The particular group of researchers that I worked with was headed by Professors Bennett Goldberg and Mark McComb. The main goal of their research is to develop a technology that can quickly and efficiently analyze a biological sample to detect the presence of a biomarker of a particular disease so that doctors can immediately begin treatment of the patient, potentially increasing their chances of recovery. Now I bet you're wondering what a biomarker is. The term biomarker encompasses a broad range of substances but the basic concept is that a biomarker is an indicator of a particular biological state. For example, a recent study showed that children infected with HIV had much higher levels of a protein called Interleukin-6 (IL-6) than non-infected children. We can then say that very high levels of IL-6 would be a biomarker of HIV infection. Now, if we use the technology that Professors Goldberg and McComb are developing, we would be able to quickly identify the amount of IL-6 in the blood sample from a child. If the level of IL-6 is very high, we can assume that the child is infected wit HIV and begin immediate treatment.
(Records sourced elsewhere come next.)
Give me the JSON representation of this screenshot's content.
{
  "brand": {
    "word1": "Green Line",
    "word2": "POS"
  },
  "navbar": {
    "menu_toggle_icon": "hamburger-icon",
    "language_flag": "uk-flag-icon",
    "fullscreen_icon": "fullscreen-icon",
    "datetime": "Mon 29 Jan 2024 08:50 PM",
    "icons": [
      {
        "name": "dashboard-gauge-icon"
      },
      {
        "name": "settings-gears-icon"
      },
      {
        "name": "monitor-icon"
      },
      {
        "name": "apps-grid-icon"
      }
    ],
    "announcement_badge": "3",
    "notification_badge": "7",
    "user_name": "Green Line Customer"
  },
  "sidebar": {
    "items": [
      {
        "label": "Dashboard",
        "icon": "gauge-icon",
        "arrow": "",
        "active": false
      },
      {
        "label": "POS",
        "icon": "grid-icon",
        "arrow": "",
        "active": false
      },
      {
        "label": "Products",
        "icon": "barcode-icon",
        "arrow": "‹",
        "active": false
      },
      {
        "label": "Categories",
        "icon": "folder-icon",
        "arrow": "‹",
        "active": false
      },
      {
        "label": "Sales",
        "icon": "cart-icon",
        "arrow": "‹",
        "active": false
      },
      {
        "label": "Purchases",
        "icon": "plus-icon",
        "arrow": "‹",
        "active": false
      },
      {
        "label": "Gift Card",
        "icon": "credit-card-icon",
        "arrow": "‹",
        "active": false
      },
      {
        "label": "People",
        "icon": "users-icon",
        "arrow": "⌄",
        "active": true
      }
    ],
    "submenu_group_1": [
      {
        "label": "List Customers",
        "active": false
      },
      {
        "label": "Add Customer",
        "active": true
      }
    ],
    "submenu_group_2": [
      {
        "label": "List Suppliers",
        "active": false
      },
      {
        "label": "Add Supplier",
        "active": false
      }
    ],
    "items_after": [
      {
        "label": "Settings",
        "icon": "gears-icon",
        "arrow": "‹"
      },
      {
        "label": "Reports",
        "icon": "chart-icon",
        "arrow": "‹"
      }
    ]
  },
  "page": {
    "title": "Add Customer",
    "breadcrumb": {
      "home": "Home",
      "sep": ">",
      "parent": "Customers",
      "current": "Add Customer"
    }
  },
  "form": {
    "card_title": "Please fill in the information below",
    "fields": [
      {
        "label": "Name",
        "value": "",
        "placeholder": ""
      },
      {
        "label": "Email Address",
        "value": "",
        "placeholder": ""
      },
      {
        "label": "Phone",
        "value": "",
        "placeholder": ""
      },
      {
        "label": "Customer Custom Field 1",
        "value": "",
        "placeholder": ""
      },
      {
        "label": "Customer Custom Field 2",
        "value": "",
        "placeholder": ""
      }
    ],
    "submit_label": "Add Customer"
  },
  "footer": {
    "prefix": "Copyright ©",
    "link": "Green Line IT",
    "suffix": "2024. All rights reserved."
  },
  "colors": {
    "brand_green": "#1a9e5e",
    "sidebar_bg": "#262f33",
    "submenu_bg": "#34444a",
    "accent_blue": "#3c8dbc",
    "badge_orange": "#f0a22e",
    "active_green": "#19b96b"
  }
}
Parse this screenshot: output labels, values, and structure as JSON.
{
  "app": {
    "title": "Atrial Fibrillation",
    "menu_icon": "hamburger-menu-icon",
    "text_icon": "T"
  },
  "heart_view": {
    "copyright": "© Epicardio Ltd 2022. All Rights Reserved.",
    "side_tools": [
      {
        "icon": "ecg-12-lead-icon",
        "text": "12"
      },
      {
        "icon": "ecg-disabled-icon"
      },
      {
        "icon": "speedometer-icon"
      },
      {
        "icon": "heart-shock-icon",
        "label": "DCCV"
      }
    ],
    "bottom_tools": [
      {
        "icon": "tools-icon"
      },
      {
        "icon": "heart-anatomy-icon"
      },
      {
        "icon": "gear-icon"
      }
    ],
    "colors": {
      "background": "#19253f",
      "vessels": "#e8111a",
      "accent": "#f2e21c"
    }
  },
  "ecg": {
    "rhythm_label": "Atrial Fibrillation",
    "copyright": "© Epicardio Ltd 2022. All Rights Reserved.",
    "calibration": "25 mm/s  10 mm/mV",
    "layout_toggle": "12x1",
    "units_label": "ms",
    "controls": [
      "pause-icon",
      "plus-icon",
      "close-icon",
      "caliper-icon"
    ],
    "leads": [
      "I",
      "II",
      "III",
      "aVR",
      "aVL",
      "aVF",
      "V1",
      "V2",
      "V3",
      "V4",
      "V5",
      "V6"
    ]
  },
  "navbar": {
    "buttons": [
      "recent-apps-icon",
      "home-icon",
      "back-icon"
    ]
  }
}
While I just gave you  general overview of what we are diving into, I spent the week learning and understanding the physics, photonics, and biology behind this research. This includes the type of equipment that we will be using. One of them is IRIS, or the Interferometric Reflectance Imaging Sensor. This machine uses different wavelengths of light to detect differences of height as small as nanometers!! In case you don't know, a nanometer is extremely small; it is only one-billionth of a meter! Think of it this way, a strand of hair is about 100,000 nanometers wide so it's pretty difficult to imagine 1 nanometer. What's amazing is that this piece of equipment can distinguish the difference from one nanometer to the next. When you use IRIS to analyze a sample, that machine produces a set of data that will indicate the differences in height throughout the sample. These height differences indicate whether or not a specific target substance is present or not in the sample. We can then use a formula to get the amount of target substance is present. Once we know this amount, we take the sample to another machine called MALDI-TOF, a type of mass spectrometer. This particular spectrometer is a Matrix Assisted Laser Desorption/Ionization - Time Of Flight spectrometer. The general concept of this piece of equipment is that we can place the sample in the machine and blast the sample with high energy in the form of a laser to produce even smaller pieces of our target substance. As these pieces are produced from the blast, they fly into contact with a detector that can determine the mass and charge of the pieces. Based on this value, we can identify what the target substance actually is. Identifying target substances like this used to require  process that took several months. With MALDI however, it only takes a few minutes!